Columbia International Affairs Online: Working Papers

CIAO DATE: 05/2009

Still Under Construction. Regional Organisations' Capacities for Conflict Prevention

Herbert Wulf

January 2009

Institute for Development and Peace

Abstract

The international community has progressively tasked regional and sub-regional organisations with conflict prevention and peacekeeping. This is largely due to an overburdened UN system. At the same time regional organisations have increasingly come to accept that violence, inter-state and intra-state wars normally affect the region through destabilizing spill-over effects and that promoting peace is in their own best interest. Yet, it is argued in this report that regional organisations’ peace and security functions still do not amount to an effective regional conflict management regime. Furthermore, not all regional and sub-regional organisations have begun to take on this responsibility. The introductory chapter by Herbert Wulf summarizes the reasons why regional organisations have played such a marginal role in the past and illustrates this with examples from different regional organisations.

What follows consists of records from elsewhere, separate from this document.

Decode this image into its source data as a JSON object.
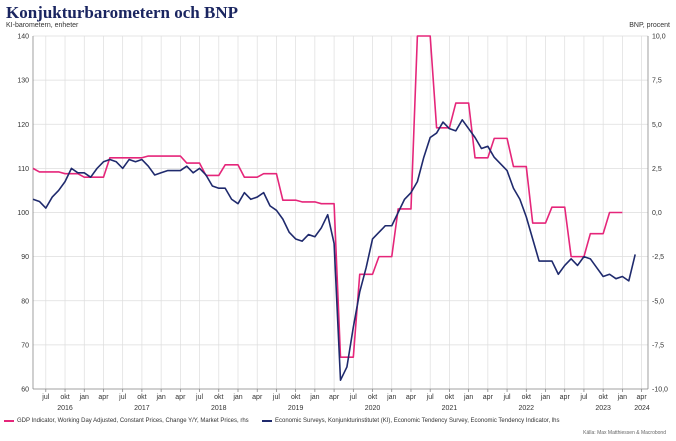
{
  "chart_data": {
    "type": "line",
    "title": "Konjukturbarometern och BNP",
    "left_axis_label": "KI-barometern, enheter",
    "right_axis_label": "BNP, procent",
    "ylim_left": [
      60,
      140
    ],
    "yticks_left": [
      "60",
      "70",
      "80",
      "90",
      "100",
      "110",
      "120",
      "130",
      "140"
    ],
    "ylim_right": [
      -10,
      10
    ],
    "yticks_right": [
      "-10,0",
      "-7,5",
      "-5,0",
      "-2,5",
      "0,0",
      "2,5",
      "5,0",
      "7,5",
      "10,0"
    ],
    "x_start_month": "2016-05",
    "x_months_count": 97,
    "x_tick_labels": [
      "jul",
      "okt",
      "jan",
      "apr",
      "jul",
      "okt",
      "jan",
      "apr",
      "jul",
      "okt",
      "jan",
      "apr",
      "jul",
      "okt",
      "jan",
      "apr",
      "jul",
      "okt",
      "jan",
      "apr",
      "jul",
      "okt",
      "jan",
      "apr",
      "jul",
      "okt",
      "jan",
      "apr",
      "jul",
      "okt",
      "jan",
      "apr"
    ],
    "x_year_labels": [
      "2016",
      "2017",
      "2018",
      "2019",
      "2020",
      "2021",
      "2022",
      "2023",
      "2024"
    ],
    "grid": true,
    "legend_position": "bottom",
    "source": "Källa: Max Matthiessen & Macrobond",
    "colors": {
      "gdp": "#e5267a",
      "ki": "#1f2a6d",
      "grid": "#dddddd"
    },
    "series": [
      {
        "name": "GDP Indicator, Working Day Adjusted, Constant Prices, Change Y/Y, Market Prices, rhs",
        "axis": "right",
        "values": [
          2.5,
          2.3,
          2.3,
          2.3,
          2.3,
          2.2,
          2.2,
          2.2,
          2.0,
          2.0,
          2.0,
          2.0,
          3.1,
          3.1,
          3.1,
          3.1,
          3.1,
          3.1,
          3.2,
          3.2,
          3.2,
          3.2,
          3.2,
          3.2,
          2.8,
          2.8,
          2.8,
          2.1,
          2.1,
          2.1,
          2.7,
          2.7,
          2.7,
          2.0,
          2.0,
          2.0,
          2.2,
          2.2,
          2.2,
          0.7,
          0.7,
          0.7,
          0.6,
          0.6,
          0.6,
          0.5,
          0.5,
          0.5,
          -8.2,
          -8.2,
          -8.2,
          -3.5,
          -3.5,
          -3.5,
          -2.5,
          -2.5,
          -2.5,
          0.2,
          0.2,
          0.2,
          10.0,
          10.0,
          10.0,
          4.8,
          4.8,
          4.8,
          6.2,
          6.2,
          6.2,
          3.1,
          3.1,
          3.1,
          4.2,
          4.2,
          4.2,
          2.6,
          2.6,
          2.6,
          -0.6,
          -0.6,
          -0.6,
          0.3,
          0.3,
          0.3,
          -2.5,
          -2.5,
          -2.5,
          -1.2,
          -1.2,
          -1.2,
          0.0,
          0.0,
          0.0
        ]
      },
      {
        "name": "Economic Surveys, Konjunkturinstitutet (KI), Economic Tendency Survey, Economic Tendency Indicator, lhs",
        "axis": "left",
        "values": [
          103,
          102.5,
          101,
          103.5,
          105,
          107,
          110,
          109,
          109,
          108,
          110,
          111.5,
          112,
          111.5,
          110,
          112,
          111.5,
          112,
          110.5,
          108.5,
          109,
          109.5,
          109.5,
          109.5,
          110.5,
          109,
          110,
          108.5,
          106,
          105.5,
          105.5,
          103,
          102,
          104.5,
          103,
          103.5,
          104.5,
          101.5,
          100.5,
          98.5,
          95.5,
          94,
          93.5,
          95,
          94.5,
          96.5,
          99.5,
          93,
          62,
          65,
          74,
          82,
          87.5,
          94,
          95.5,
          97,
          97,
          100,
          103,
          104.5,
          107,
          112.5,
          117,
          118,
          120.5,
          119,
          118.5,
          121,
          119,
          117,
          114.5,
          115,
          112.5,
          111,
          109.5,
          105.5,
          103,
          99,
          94,
          89,
          89,
          89,
          86,
          88,
          89.5,
          88,
          90,
          89.5,
          87.5,
          85.5,
          86,
          85,
          85.5,
          84.5,
          90.5
        ]
      }
    ]
  }
}
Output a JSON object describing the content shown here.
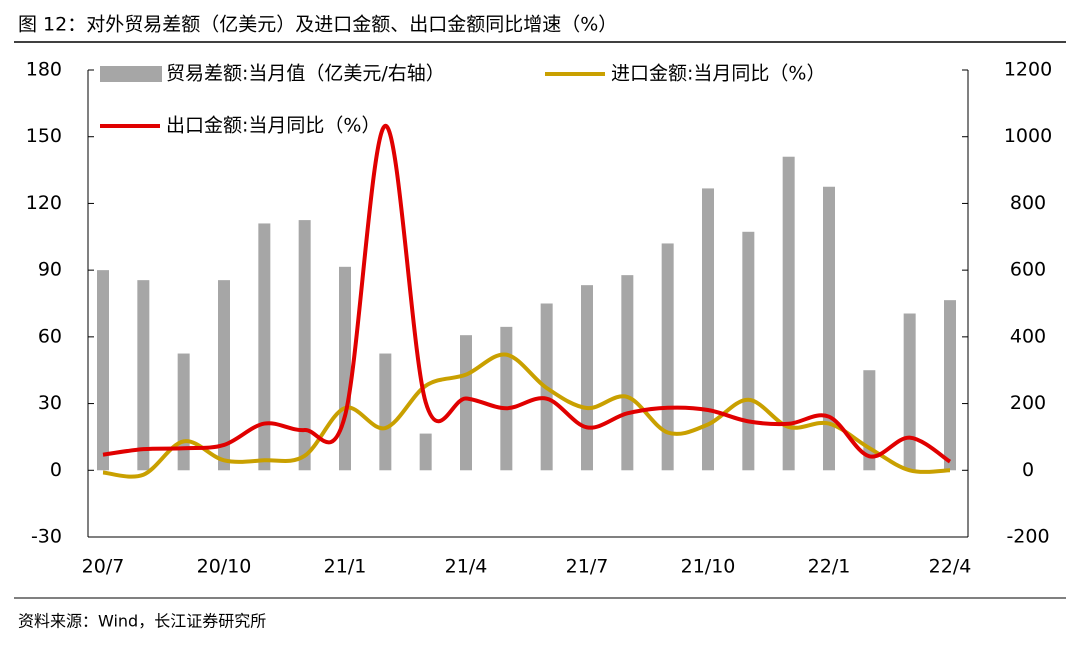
{
  "chart_data": {
    "type": "combo",
    "title": "图 12：对外贸易差额（亿美元）及进口金额、出口金额同比增速（%）",
    "source": "资料来源：Wind，长江证券研究所",
    "categories": [
      "20/7",
      null,
      null,
      "20/10",
      null,
      null,
      "21/1",
      null,
      null,
      "21/4",
      null,
      null,
      "21/7",
      null,
      null,
      "21/10",
      null,
      null,
      "22/1",
      null,
      null,
      "22/4"
    ],
    "series": [
      {
        "name": "贸易差额:当月值（亿美元/右轴）",
        "type": "bar",
        "axis": "y2",
        "color": "#a6a6a6",
        "values": [
          600,
          570,
          350,
          570,
          740,
          750,
          610,
          350,
          110,
          405,
          430,
          500,
          555,
          585,
          680,
          845,
          715,
          940,
          850,
          300,
          470,
          510
        ]
      },
      {
        "name": "进口金额:当月同比（%）",
        "type": "line",
        "color": "#c9a000",
        "values": [
          -1,
          -2,
          13,
          4.5,
          4.5,
          6.5,
          28,
          19,
          38,
          43,
          52,
          37,
          28,
          33,
          17,
          20.6,
          31.7,
          19.5,
          21,
          10,
          0,
          0
        ]
      },
      {
        "name": "出口金额:当月同比（%）",
        "type": "line",
        "color": "#e00000",
        "values": [
          7,
          9.5,
          9.9,
          11.4,
          21,
          18.1,
          24.5,
          154.9,
          30.6,
          32.3,
          27.9,
          32.2,
          19.3,
          25.6,
          28.1,
          27.1,
          22,
          20.9,
          24.1,
          6.3,
          14.7,
          3.9
        ]
      }
    ],
    "ylim": [
      -30,
      180
    ],
    "yticks": [
      -30,
      0,
      30,
      60,
      90,
      120,
      150,
      180
    ],
    "y2lim": [
      -200,
      1200
    ],
    "y2ticks": [
      -200,
      0,
      200,
      400,
      600,
      800,
      1000,
      1200
    ]
  }
}
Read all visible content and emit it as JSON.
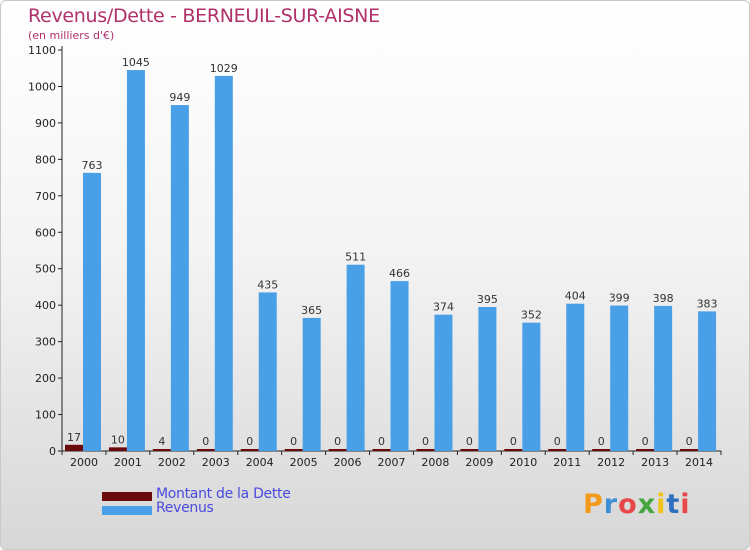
{
  "chart_data": {
    "type": "bar",
    "title": "Revenus/Dette - BERNEUIL-SUR-AISNE",
    "subtitle": "(en milliers d'€)",
    "categories": [
      "2000",
      "2001",
      "2002",
      "2003",
      "2004",
      "2005",
      "2006",
      "2007",
      "2008",
      "2009",
      "2010",
      "2011",
      "2012",
      "2013",
      "2014"
    ],
    "series": [
      {
        "name": "Montant de la Dette",
        "color": "#6b0a0a",
        "values": [
          17,
          10,
          4,
          0,
          0,
          0,
          0,
          0,
          0,
          0,
          0,
          0,
          0,
          0,
          0
        ]
      },
      {
        "name": "Revenus",
        "color": "#4aa0e6",
        "values": [
          763,
          1045,
          949,
          1029,
          435,
          365,
          511,
          466,
          374,
          395,
          352,
          404,
          399,
          398,
          383
        ]
      }
    ],
    "ylim": [
      0,
      1100
    ],
    "yticks": [
      0,
      100,
      200,
      300,
      400,
      500,
      600,
      700,
      800,
      900,
      1000,
      1100
    ],
    "grid": false,
    "legend_position": "bottom-left"
  },
  "logo": {
    "text": "Proxiti",
    "colors": [
      "#f39a1c",
      "#3d8fd6",
      "#e8474a",
      "#45a63f",
      "#f0c419",
      "#2e6fc0",
      "#e8474a"
    ]
  }
}
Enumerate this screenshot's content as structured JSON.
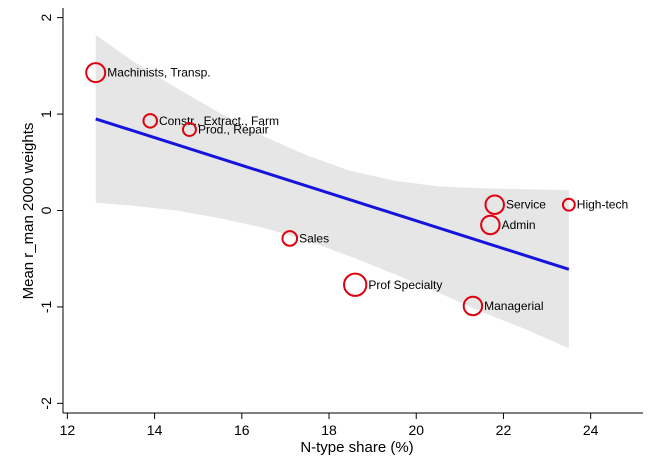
{
  "chart_data": {
    "type": "scatter",
    "xlabel": "N-type share (%)",
    "ylabel": "Mean r_man 2000 weights",
    "xlim": [
      11.9,
      25.2
    ],
    "ylim": [
      -2.1,
      2.1
    ],
    "x_ticks": [
      12,
      14,
      16,
      18,
      20,
      22,
      24
    ],
    "y_ticks": [
      -2,
      -1,
      0,
      1,
      2
    ],
    "grid": false,
    "points": [
      {
        "label": "Machinists, Transp.",
        "x": 12.65,
        "y": 1.43,
        "weight": 1.0
      },
      {
        "label": "Constr., Extract., Farm",
        "x": 13.9,
        "y": 0.93,
        "weight": 0.5
      },
      {
        "label": "Prod., Repair",
        "x": 14.8,
        "y": 0.84,
        "weight": 0.45
      },
      {
        "label": "Sales",
        "x": 17.1,
        "y": -0.29,
        "weight": 0.6
      },
      {
        "label": "Prof Specialty",
        "x": 18.6,
        "y": -0.77,
        "weight": 1.3
      },
      {
        "label": "Managerial",
        "x": 21.3,
        "y": -0.99,
        "weight": 0.95
      },
      {
        "label": "Service",
        "x": 21.8,
        "y": 0.06,
        "weight": 0.95
      },
      {
        "label": "Admin",
        "x": 21.7,
        "y": -0.15,
        "weight": 0.95
      },
      {
        "label": "High-tech",
        "x": 23.5,
        "y": 0.06,
        "weight": 0.35
      }
    ],
    "fit_line": {
      "x": [
        12.65,
        23.5
      ],
      "y": [
        0.95,
        -0.61
      ]
    },
    "confidence_band": {
      "x": [
        12.65,
        13.5,
        14.5,
        15.5,
        16.5,
        17.5,
        18.5,
        19.5,
        20.5,
        21.5,
        22.5,
        23.5
      ],
      "upper": [
        1.82,
        1.55,
        1.27,
        1.01,
        0.77,
        0.57,
        0.41,
        0.31,
        0.25,
        0.23,
        0.22,
        0.21
      ],
      "lower": [
        0.08,
        0.05,
        0.0,
        -0.08,
        -0.18,
        -0.31,
        -0.48,
        -0.66,
        -0.85,
        -1.05,
        -1.23,
        -1.43
      ]
    },
    "colors": {
      "marker": "#e0000d",
      "line": "#1414dc",
      "band": "#e6e6e6"
    }
  }
}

Particularly the African Union and several sub-regional organisations in Africa are now taking on this newly ascribed role while the members of other organisations (particularly within ASEAN and ARF) remain reluctant to give up national sovereignty rights and to imbue the organisation with a peacekeeping role. The conclusion is that the role of regional organizations in conflict prevention and conflict management has been strengthened in recent years but that severe weaknesses, particularly the lack of common values within regional organizations and their lack of capacities, still limit their conflict prevention role.